Das Ende der "konzeptionellen Differenzen"

Rodenberg (tes). Der geistliche Vizepräsident des Landeskirchenamtes Hannover, Arend de Vries, hat Pastor Wolfgang Warnecke von der Arbeit in der St. Jacobi-Gemeinde entpflichtet und per Handschlag verabschiedet.

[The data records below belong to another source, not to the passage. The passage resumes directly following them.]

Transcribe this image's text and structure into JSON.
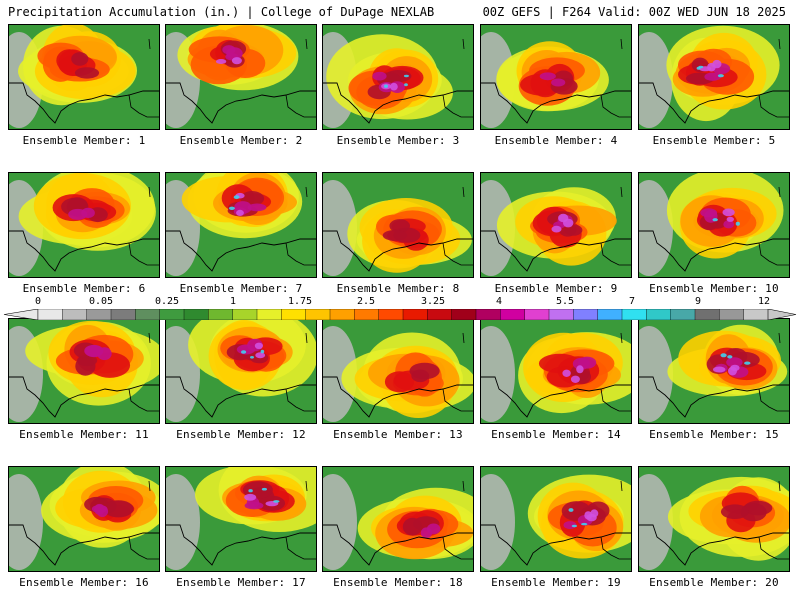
{
  "header": {
    "left_title": "Precipitation Accumulation (in.) | College of DuPage NEXLAB",
    "right_title": "00Z GEFS | F264 Valid: 00Z WED JUN 18 2025"
  },
  "panels": [
    {
      "label": "Ensemble Member: 1"
    },
    {
      "label": "Ensemble Member: 2"
    },
    {
      "label": "Ensemble Member: 3"
    },
    {
      "label": "Ensemble Member: 4"
    },
    {
      "label": "Ensemble Member: 5"
    },
    {
      "label": "Ensemble Member: 6"
    },
    {
      "label": "Ensemble Member: 7"
    },
    {
      "label": "Ensemble Member: 8"
    },
    {
      "label": "Ensemble Member: 9"
    },
    {
      "label": "Ensemble Member: 10"
    },
    {
      "label": "Ensemble Member: 11"
    },
    {
      "label": "Ensemble Member: 12"
    },
    {
      "label": "Ensemble Member: 13"
    },
    {
      "label": "Ensemble Member: 14"
    },
    {
      "label": "Ensemble Member: 15"
    },
    {
      "label": "Ensemble Member: 16"
    },
    {
      "label": "Ensemble Member: 17"
    },
    {
      "label": "Ensemble Member: 18"
    },
    {
      "label": "Ensemble Member: 19"
    },
    {
      "label": "Ensemble Member: 20"
    }
  ],
  "colorbar": {
    "labels": [
      "0",
      "0.05",
      "0.25",
      "1",
      "1.75",
      "2.5",
      "3.25",
      "4",
      "5.5",
      "7",
      "9",
      "12"
    ],
    "colors": [
      "#e8e8e8",
      "#bdbdbd",
      "#9a9a9a",
      "#7c7c7c",
      "#5f8f5f",
      "#3f9b3f",
      "#2f8a2f",
      "#6fb82f",
      "#a8d42a",
      "#e6f02a",
      "#ffe000",
      "#ffc400",
      "#ffa000",
      "#ff7a00",
      "#ff4a00",
      "#e81a00",
      "#c80a10",
      "#a0001a",
      "#b00060",
      "#d000a0",
      "#e040d0",
      "#c070f0",
      "#8080ff",
      "#40b0ff",
      "#30e0f0",
      "#30c8c8",
      "#48a8a8",
      "#707070",
      "#989898",
      "#c8c8c8"
    ]
  }
}
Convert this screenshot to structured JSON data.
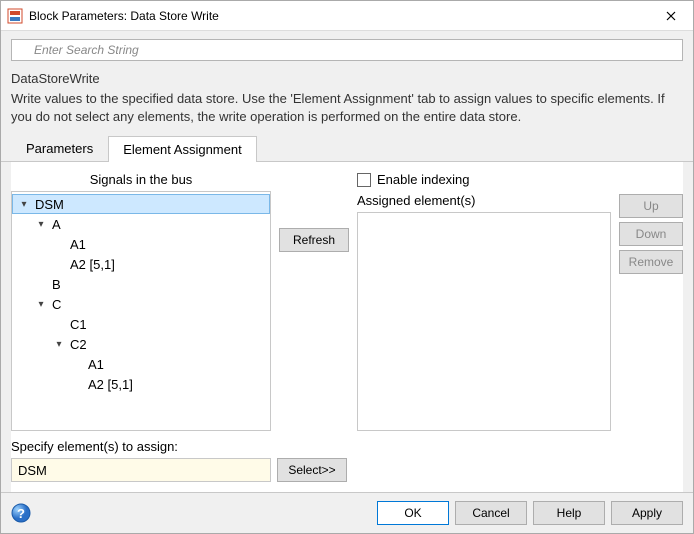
{
  "window": {
    "title": "Block Parameters: Data Store Write"
  },
  "search": {
    "placeholder": "Enter Search String"
  },
  "block_type": "DataStoreWrite",
  "description": "Write values to the specified data store. Use the 'Element Assignment' tab to assign values to specific elements. If you do not select any elements, the write operation is performed on the entire data store.",
  "tabs": {
    "parameters": "Parameters",
    "element_assignment": "Element Assignment",
    "active_index": 1
  },
  "left": {
    "signals_label": "Signals in the bus",
    "tree": [
      {
        "indent": 0,
        "expand": "down",
        "label": "DSM",
        "selected": true
      },
      {
        "indent": 1,
        "expand": "down",
        "label": "A"
      },
      {
        "indent": 2,
        "expand": "",
        "label": "A1"
      },
      {
        "indent": 2,
        "expand": "",
        "label": "A2 [5,1]"
      },
      {
        "indent": 1,
        "expand": "",
        "label": "B"
      },
      {
        "indent": 1,
        "expand": "down",
        "label": "C"
      },
      {
        "indent": 2,
        "expand": "",
        "label": "C1"
      },
      {
        "indent": 2,
        "expand": "down",
        "label": "C2"
      },
      {
        "indent": 3,
        "expand": "",
        "label": "A1"
      },
      {
        "indent": 3,
        "expand": "",
        "label": "A2 [5,1]"
      }
    ]
  },
  "mid": {
    "refresh_label": "Refresh"
  },
  "right": {
    "enable_indexing_label": "Enable indexing",
    "enable_indexing_checked": false,
    "assigned_label": "Assigned element(s)",
    "up_label": "Up",
    "down_label": "Down",
    "remove_label": "Remove"
  },
  "specify": {
    "label": "Specify element(s) to assign:",
    "value": "DSM",
    "select_label": "Select>>"
  },
  "footer": {
    "ok": "OK",
    "cancel": "Cancel",
    "help": "Help",
    "apply": "Apply"
  },
  "colors": {
    "selected_row_bg": "#cde8ff",
    "selected_row_border": "#7ab8e8",
    "input_highlight_bg": "#fffbe8",
    "primary_border": "#0078d7"
  }
}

Pastor Wolfgang Warnecke (M.) wird vom geistlichen Vizepräsident

Ein Abschied, der einvernehmlich von allen Seiten entschieden worden sei, erklärte de Vries. "Erlebte Verletzungen" könnten so vergeben und vergessen werden. Nachdem Warnecke 2003 vom Kirchenvorstand auf diese Stelle gewählt worden war, hatte dieser alle pastoralen Aufgaben wahrgenommen, wie Seelsorge, Trauerbegleitung, Konfirmationen, Beerdigungen und Predigt. Die Gemeinde erinnere sich gerne daran, verwies der Vizepräsident auf "gute und schwere Zeiten." Denn schon bald "zeichnete sich ab, dass die Vorstellungen von Gemeinde und Pastor nicht deckungsgleich waren. Es gab Enttäuschungen auf beiden Seiten", so de Vries weiter. Daraufhin habe Warnecke "aus persönlichen Gründen" ein Jahr Elternzeit genommen. In diesem Jahr sei bei allen die Einsicht gewachsen, dass Warnecke den Dienst in Rodenberg aufgeben solle. Wenngleich de Vries betonte, dass manches, was Warnecke angelegt habe, "weiterhin wirken wird." Für dessen künftige Aufgaben wünschte der Geistliche: "Gott segne deinen Weg, wohin dieser dich auch führt." Für die evangelische Gemeinde Rodenberg bedeutet dieser Schritt: Pastor Ralf Janßen, der Warnecke bereits in dessen Elternzeit vertrat, übernimmt weiterhin den Dienst als Pastor in St. Jacobi. "St. Jacobi sagt Tschüs und Auf Wiedersehen", übergab Kirchenvorstand Jürgen Wulf im Namen der Gemeinde Geschenke und Blumen an Warnecke. In seinen mit "Erinnerung" überschriebenen Abschiedsworten dankte Wulf dem Pastor und dessen Familie: "Denke daran, Dinge zu vergessen, die dich traurig machen, aber vergesse nie, was dich glücklich macht." Warnecke erinnerte sich nach seiner letzten Predigt in St. Jacobi an "viele intensive Begegnungen" und verabschiedete sich von einem Lebensabschnitt, von dem er sagt: "Es hat nicht sollen sein." Im Pressegespräch gab der Pastor "konzeptionelle Differenzen" mit dem Kirchenvorstand zu. Mit den Gemeindemitgliedern habe es keine Gespräche zu dem Thema gegeben. Seit Anfang Januar verfügt Warnecke über eine halbe Stelle als Klinikseelsorger in Bad Nenndorf. Für die Zukunft wünsche sich der 48-jährige Vater von zwei Töchtern wieder eine Pfarrstelle. Das Problem: "Pfarrstellen sind im Moment schwer zu bekommen", bedauerte er. Im Moment plane Warnecke einen Umzug nach Bad Nenndorf, denn eins steht bereits fest: "Dem Kirchenkreis Schaumburg bleibe ich auf jeden Fall treu."